I was impressed that night by the TV commercial that followed
Obama's speech. The commercial promoted a hydrogen car that General
Motors is pretending to develop. It was very slick, of course, since GM
can get the best TV production talent money can buy. It featured a
light-skinned African-American man (not unlike Obama) playing a sort of
Mr. Science Teacher role among a flower-strewn meadow full of
schoolchildren with a modest GM sedan at the center of the picture. Mr.
Science Teacher was telling the kids how this new GM wonder car would
run without any nasty gasoline, and out of its tailpipe would come
nothing but pure clean water, and wasn't the
future-according-to-General-Motors a fabulous thing! It was all very
heartwarming, except it was complete mendacious bullshit. GM will never
produce a commercial line of hydrogen-powered cars, and America will
never set up a supporting infrastructure of hydrogen production and
retail fueling stations. And GM knows all this.
General Motors deserves to have its ass kicked for misleading the
public so shamelessly. I think Edwards is the only candidate who would
kick their ass. I'm not quite sure how he would do it, or what he would
say, but here's how I suggest he should frame the issue. "General
Motors, can you take some of the money and human capital that you
devote to misleading the public about hydrogen cars, and see if you can
apply it instead to producing some decent up-to-date rolling stock for
the US railroad system, which we have got to get up-and-running again
-- or I WILL KICK YOUR ASS." Something like that.
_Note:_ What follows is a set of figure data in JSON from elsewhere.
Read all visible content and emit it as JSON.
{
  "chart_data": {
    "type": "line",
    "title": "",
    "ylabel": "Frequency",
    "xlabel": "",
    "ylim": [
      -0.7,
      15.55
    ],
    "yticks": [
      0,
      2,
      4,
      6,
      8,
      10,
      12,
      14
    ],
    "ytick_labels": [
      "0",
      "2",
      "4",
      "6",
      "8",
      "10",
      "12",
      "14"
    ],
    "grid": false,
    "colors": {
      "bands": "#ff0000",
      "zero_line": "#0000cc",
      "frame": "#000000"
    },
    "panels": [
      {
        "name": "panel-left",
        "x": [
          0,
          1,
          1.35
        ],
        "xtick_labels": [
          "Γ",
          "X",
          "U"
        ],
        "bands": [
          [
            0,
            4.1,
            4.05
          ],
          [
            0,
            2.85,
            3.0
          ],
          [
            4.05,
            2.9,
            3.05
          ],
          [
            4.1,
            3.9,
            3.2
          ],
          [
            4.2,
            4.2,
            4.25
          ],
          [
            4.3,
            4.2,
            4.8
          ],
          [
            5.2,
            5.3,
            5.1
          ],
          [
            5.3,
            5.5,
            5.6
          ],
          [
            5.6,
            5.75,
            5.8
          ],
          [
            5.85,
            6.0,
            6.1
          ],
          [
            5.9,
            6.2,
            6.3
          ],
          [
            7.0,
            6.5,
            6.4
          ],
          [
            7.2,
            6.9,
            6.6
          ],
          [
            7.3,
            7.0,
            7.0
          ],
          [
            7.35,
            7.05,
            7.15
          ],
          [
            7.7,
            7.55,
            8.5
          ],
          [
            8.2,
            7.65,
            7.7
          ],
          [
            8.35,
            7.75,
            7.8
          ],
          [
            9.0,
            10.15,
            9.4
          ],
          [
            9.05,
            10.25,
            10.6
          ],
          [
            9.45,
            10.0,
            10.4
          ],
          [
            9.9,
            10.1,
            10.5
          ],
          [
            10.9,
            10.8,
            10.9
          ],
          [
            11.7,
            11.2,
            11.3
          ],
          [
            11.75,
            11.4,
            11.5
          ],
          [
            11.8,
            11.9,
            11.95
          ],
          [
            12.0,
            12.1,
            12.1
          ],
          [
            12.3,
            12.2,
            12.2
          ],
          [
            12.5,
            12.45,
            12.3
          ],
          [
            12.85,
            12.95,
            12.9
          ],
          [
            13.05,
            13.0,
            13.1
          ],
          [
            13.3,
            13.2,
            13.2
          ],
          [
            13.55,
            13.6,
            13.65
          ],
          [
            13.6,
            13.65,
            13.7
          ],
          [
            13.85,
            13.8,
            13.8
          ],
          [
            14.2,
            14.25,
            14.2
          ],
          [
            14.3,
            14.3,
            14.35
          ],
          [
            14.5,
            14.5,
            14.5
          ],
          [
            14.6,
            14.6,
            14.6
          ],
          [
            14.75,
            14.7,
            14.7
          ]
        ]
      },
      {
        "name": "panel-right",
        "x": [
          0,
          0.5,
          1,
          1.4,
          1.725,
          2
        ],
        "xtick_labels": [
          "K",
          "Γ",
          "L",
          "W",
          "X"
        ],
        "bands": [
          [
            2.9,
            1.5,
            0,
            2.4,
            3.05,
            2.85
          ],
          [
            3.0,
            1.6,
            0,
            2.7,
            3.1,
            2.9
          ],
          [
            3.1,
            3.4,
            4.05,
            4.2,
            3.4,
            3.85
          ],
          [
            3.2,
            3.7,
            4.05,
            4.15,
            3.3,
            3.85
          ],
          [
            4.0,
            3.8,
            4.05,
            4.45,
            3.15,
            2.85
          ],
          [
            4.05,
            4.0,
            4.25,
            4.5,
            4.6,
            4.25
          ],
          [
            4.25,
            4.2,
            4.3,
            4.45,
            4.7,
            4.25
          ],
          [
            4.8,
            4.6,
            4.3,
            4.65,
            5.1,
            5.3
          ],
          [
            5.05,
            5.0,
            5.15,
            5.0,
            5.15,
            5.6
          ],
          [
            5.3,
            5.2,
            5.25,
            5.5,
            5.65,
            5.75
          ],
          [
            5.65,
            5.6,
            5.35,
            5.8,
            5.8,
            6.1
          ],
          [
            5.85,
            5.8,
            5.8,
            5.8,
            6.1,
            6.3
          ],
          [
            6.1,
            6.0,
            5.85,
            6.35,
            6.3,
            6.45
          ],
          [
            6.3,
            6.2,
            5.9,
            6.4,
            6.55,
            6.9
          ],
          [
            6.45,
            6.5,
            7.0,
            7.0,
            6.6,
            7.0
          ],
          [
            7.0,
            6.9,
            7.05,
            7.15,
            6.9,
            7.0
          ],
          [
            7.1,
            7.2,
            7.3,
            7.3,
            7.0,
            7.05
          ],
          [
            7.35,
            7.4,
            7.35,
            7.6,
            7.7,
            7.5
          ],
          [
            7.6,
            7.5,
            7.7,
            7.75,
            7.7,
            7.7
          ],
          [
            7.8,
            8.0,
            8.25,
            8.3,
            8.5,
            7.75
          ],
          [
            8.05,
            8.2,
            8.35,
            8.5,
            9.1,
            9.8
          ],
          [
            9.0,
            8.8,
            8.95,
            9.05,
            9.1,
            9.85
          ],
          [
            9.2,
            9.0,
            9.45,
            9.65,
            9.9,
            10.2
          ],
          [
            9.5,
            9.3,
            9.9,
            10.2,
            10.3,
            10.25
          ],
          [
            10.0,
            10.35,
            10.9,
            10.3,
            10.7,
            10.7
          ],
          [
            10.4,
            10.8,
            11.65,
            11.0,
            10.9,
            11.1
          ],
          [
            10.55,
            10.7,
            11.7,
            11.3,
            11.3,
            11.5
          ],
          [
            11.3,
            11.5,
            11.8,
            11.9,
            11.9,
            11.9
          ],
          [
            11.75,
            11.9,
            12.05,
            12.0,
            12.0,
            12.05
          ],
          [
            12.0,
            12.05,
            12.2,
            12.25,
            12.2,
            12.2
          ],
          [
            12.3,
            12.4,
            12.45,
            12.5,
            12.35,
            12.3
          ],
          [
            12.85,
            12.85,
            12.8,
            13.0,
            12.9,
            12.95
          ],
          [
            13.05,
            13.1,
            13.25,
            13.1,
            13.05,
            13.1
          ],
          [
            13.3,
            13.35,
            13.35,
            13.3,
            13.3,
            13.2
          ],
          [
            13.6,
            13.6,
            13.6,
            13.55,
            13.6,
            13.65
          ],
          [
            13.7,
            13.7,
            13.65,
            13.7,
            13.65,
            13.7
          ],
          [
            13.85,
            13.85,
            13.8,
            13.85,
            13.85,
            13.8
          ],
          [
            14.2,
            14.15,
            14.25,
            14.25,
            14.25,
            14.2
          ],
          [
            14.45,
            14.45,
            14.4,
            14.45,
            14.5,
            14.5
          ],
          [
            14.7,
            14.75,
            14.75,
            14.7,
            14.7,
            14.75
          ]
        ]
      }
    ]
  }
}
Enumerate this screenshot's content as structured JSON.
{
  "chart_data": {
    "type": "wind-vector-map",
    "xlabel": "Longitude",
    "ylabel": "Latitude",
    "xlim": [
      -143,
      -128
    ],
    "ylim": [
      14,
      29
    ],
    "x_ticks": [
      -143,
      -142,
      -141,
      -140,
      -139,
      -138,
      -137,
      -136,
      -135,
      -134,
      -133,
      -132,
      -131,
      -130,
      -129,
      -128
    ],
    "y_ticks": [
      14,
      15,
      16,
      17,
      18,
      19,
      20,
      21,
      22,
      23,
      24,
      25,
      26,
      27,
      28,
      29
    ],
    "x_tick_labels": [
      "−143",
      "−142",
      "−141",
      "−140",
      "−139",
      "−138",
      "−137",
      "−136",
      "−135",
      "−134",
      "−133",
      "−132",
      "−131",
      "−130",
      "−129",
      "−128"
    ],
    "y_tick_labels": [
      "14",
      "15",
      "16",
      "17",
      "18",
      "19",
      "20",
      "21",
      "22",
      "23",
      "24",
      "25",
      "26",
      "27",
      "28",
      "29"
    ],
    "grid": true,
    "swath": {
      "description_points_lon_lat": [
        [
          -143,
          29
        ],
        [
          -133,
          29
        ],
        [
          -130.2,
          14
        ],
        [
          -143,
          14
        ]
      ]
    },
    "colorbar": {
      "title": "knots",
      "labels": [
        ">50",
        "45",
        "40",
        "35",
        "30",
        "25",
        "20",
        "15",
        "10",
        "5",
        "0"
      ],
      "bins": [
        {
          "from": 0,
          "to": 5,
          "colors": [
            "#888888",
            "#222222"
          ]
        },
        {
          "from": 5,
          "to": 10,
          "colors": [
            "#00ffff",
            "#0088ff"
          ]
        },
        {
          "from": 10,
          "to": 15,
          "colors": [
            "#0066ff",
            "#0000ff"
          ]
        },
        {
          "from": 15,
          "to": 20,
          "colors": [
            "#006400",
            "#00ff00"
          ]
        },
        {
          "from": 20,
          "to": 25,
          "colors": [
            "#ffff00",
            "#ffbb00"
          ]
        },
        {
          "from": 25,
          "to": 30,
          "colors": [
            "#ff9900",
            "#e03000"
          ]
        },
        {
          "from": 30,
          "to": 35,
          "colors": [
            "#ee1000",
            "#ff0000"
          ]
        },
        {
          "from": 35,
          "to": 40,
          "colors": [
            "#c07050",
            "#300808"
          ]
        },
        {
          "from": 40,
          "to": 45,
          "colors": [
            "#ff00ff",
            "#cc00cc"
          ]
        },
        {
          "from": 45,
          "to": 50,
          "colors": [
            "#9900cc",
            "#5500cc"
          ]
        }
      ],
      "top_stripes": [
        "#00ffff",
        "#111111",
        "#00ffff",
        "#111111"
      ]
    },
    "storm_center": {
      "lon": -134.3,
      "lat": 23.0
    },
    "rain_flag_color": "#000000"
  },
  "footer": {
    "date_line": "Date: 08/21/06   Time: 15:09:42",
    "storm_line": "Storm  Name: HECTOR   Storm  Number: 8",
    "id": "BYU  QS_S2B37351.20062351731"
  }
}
I can see Edwards dealing effectively with Wall Street, too. As
president he would probably find that there are some agencies all
saddled up and ready to ride, like the Securities and Exchange
Commission, and certain offices within the U.S. Department of Justice,
which could be motivated to ask some of the questions that various
boards of directors have overlooked for some years now -- such as: How come Mr. Disgraced Executive is backing up his Lincoln Navigator to
the loading dock of Acme Banking and Trust, and piling in sacks of the
shareholders' money (after presiding over $10 billion worth of losses
in acting as counter-party to an illegal trade in his company's own
engineered fraudulent securities?
So, these are some of my own dark thoughts coming out of Iowa and
heading right smack into the New Hampshire primary. I'm reasonably
confident that Hillary will stagger out of the Granite State with a
stake through her heart. I hope Edwards can stay on his feet long
enough to make make a run going into the SuperDuper gauntlet of
primaries that follows. He may even condition Obama to toughen up some
and realize that bringing people together (to be chumps and saps for
the ghouls who sell them Cheesburgers) is not the sovereign remedy for
what ails Clusterfuck Nation.
I don't much care for the moment what happens among the
Republicans. Their party is doomed. They're the Whigs of the 21st
Century, and their grandees will be remembered in the same way that we
revere William Henry Harrison and Millard Fillmore (whose birthday is
tomorrow, by the way -- NY State employees take note!). It's been fun
following the adventures of Huckabee, but only in the way that it was
fun following Elmer Fudd as a six-year-old.